Petite fable analytique venue après une lecture en groupe d’un des séminaires de Lacan autour d’un texte de Freud de 1910, « Du sens opposé dans les mots primitifs ».
Il arrive en retard. Je suis son hôte depuis trois ans, il ne sait jamais lequel de nous deux reçoit l’autre.
Ce matin-là, il vient me remercier. Le mot tombe avant qu’il s’allonge, et je le laisse tomber avec lui. Il a, dit-il, beaucoup appris. Il parle d’un père qui le défendait de tout, et qu’il n’a jamais pu défendre. Il parle d’une mère qui le gâtait, et de ce qu’elle a gâté en lui. Il dit qu’il regrette son enfance, sans savoir s’il la pleure ou s’il la désire encore.
Puis ce lapsus : « j’ai loué cet appartement à ma sœur ». Silence. Il ne sait plus s’il le lui a pris ou donné. Moi non plus.

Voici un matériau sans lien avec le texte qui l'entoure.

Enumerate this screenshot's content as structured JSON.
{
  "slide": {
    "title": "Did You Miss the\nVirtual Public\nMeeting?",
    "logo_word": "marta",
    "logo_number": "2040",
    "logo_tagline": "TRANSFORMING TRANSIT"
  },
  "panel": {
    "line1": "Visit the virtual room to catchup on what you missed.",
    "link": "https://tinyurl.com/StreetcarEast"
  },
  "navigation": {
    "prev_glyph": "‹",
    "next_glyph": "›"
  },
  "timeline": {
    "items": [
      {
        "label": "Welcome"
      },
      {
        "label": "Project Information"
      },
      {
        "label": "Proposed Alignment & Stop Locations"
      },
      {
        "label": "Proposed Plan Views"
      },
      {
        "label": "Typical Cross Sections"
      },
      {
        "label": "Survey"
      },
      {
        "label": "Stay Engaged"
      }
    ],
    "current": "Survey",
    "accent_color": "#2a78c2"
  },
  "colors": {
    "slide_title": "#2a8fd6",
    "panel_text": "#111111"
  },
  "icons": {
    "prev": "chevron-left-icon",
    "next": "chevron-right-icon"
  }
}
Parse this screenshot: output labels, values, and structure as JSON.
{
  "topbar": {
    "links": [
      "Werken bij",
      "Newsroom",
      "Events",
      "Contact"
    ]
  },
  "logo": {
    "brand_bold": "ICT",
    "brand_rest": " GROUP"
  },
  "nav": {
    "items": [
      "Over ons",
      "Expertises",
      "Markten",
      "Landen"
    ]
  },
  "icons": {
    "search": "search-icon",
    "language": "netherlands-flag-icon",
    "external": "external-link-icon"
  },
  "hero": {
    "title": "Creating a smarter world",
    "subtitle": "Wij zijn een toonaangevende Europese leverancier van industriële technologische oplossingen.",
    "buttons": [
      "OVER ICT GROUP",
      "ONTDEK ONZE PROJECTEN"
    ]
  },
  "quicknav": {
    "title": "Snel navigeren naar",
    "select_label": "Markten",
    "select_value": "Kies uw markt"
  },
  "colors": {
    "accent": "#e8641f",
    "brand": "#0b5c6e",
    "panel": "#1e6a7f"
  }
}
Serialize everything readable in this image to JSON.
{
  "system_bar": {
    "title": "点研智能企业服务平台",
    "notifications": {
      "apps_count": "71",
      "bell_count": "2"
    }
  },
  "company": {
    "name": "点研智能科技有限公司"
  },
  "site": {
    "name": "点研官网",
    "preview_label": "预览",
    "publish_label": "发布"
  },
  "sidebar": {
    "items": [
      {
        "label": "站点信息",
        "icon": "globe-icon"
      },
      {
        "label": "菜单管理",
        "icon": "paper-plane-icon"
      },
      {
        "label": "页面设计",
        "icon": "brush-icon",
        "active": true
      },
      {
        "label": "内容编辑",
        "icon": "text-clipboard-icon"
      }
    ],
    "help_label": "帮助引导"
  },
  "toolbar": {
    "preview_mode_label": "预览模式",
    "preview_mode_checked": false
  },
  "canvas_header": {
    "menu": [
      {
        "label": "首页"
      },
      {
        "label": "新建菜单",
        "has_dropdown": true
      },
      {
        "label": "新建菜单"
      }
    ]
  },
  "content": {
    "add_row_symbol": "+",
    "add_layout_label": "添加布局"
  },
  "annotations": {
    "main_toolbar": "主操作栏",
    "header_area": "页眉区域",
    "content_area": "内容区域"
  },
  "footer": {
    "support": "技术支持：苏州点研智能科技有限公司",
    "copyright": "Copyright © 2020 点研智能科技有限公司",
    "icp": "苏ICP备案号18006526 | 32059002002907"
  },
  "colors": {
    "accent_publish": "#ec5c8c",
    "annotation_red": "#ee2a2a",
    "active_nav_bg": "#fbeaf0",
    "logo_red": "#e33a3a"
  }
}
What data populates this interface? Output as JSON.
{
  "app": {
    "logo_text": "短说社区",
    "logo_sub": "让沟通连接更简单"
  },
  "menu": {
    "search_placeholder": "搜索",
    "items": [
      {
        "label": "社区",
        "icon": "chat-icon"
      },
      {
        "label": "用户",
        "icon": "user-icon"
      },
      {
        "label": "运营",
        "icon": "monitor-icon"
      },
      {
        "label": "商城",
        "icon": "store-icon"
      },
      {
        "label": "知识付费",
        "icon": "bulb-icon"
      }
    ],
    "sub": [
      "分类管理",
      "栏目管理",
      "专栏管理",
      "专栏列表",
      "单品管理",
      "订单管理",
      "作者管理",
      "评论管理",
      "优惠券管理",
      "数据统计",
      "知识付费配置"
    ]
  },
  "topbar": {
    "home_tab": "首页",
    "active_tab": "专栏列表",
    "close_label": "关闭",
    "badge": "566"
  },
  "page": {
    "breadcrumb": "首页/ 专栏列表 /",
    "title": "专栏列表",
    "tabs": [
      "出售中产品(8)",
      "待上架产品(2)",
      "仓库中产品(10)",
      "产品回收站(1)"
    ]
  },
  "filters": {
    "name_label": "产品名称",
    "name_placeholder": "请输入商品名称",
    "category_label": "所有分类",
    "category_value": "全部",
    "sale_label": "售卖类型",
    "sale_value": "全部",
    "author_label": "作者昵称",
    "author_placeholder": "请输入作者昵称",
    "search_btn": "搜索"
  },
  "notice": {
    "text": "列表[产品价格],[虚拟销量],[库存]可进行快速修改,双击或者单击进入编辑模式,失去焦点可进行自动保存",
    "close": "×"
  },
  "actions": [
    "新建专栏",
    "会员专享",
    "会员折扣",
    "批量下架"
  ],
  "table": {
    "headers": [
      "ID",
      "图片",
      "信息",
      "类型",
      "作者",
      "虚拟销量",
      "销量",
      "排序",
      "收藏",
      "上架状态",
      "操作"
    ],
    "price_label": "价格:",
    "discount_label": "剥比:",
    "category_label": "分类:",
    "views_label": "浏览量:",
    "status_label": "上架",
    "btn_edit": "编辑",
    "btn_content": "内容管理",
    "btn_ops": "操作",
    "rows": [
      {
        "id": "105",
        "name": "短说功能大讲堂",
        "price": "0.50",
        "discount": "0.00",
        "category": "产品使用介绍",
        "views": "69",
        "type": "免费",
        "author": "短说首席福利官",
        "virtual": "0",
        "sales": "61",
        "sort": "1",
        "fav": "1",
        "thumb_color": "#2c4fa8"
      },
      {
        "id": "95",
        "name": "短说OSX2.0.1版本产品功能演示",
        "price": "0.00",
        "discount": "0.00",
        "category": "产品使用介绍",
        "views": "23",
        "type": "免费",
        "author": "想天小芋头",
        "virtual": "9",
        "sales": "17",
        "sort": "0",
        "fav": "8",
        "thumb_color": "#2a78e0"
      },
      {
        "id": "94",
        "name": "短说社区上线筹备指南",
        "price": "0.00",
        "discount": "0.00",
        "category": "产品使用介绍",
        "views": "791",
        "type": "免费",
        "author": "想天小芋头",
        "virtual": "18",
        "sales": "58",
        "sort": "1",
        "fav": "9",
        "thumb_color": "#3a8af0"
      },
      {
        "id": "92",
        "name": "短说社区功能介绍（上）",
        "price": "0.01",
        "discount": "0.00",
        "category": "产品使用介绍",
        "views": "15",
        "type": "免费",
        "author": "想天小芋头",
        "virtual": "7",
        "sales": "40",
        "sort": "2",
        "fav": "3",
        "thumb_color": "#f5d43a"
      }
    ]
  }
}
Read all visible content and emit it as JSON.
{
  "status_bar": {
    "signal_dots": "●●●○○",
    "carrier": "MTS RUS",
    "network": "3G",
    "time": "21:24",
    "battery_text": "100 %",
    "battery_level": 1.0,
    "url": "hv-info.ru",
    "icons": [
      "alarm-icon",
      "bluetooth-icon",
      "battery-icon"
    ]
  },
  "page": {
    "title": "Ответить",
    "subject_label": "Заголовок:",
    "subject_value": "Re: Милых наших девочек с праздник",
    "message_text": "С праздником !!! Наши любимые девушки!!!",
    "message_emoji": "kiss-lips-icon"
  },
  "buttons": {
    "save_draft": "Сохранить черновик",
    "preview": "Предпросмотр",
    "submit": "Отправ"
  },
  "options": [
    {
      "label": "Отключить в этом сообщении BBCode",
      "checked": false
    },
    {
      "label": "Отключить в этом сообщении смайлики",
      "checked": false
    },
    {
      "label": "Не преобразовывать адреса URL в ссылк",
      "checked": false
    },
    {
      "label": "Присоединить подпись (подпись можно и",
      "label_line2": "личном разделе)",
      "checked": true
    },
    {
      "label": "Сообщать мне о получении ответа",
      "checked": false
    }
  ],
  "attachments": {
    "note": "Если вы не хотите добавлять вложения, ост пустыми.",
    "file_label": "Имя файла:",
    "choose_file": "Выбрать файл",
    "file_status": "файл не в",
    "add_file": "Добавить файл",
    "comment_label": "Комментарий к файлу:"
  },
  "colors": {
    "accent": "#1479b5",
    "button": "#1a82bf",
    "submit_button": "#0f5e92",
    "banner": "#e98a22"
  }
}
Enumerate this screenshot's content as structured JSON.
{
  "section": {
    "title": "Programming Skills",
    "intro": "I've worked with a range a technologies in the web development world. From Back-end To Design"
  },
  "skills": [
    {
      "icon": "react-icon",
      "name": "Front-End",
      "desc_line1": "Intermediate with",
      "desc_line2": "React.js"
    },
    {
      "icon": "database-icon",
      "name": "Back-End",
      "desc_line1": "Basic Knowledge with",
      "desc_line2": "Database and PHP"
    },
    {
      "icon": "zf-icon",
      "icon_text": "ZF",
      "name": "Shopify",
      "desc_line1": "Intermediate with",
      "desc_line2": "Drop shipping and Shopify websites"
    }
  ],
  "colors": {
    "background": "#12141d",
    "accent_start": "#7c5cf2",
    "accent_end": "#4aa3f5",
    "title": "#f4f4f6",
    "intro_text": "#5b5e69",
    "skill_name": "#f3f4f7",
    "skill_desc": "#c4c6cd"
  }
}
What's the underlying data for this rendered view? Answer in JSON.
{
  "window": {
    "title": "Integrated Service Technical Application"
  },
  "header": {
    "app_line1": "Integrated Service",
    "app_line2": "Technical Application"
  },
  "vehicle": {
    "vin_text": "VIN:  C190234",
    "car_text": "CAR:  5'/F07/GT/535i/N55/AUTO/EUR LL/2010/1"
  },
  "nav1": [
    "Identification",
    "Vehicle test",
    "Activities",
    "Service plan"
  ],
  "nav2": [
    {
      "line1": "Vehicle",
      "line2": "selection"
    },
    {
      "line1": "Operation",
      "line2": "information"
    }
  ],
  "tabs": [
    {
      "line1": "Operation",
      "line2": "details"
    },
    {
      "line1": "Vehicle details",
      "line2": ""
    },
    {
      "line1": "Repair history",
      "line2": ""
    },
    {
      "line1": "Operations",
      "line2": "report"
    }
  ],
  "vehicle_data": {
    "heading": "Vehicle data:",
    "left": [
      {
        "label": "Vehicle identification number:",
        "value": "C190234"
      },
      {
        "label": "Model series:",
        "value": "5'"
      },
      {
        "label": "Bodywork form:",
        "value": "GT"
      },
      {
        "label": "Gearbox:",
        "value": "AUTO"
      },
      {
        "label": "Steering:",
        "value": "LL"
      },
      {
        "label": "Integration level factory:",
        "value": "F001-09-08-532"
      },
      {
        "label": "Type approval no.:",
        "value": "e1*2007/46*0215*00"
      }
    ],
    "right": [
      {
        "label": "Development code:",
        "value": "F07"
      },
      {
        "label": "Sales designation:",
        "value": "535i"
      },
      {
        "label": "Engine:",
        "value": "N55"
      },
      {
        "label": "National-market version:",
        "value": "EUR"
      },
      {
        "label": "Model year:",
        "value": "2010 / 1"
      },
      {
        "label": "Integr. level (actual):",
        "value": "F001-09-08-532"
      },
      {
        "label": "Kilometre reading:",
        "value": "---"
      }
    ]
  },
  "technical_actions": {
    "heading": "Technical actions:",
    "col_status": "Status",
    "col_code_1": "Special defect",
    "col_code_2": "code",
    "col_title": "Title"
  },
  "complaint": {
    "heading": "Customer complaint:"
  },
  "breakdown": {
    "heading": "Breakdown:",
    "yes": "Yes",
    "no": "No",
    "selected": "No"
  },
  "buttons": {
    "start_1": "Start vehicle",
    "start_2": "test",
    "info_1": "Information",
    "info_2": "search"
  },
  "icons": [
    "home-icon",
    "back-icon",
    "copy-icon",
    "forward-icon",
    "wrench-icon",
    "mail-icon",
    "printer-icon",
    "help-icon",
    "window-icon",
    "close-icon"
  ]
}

Le crépuscule entre dans la pièce, celui qui se lève, ou celui qui tombe ? Il dit : « c’est terrible ». Je ne relève pas le mot. Terrible : épouvantable, ou magnifique. Les deux, sans doute. C’est ce qu’il est venu déposer ici depuis le début.
Quand il se relève, il me serre la main avec une gratitude sacrée. Sacré : saint, ou maudit. La séance, ce jour-là, n’a pas tranché. Elle a seulement laissé entendre qu’aucune de ses phrases ne disait qu’une seule chose.
En 1910, Freud publie un bref article, « Du sens opposé dans les mots primitifs », à partir des travaux du philologue Carl Abel. Il y observe que les langues les plus anciennes possédaient des mots désignant simultanément une chose et son contraire, fort et faible, haut et profond, sacré et maudit. Il y voit une parenté avec le travail du rêve, où la contradiction n’existe pas et où chaque élément peut tenir lieu de son opposé. La linguistique a depuis nuancé Abel, mais la trouvaille reste : l’inconscient parle une langue où le « non » s’efface, et où chaque mot porte en lui sa propre antithèse.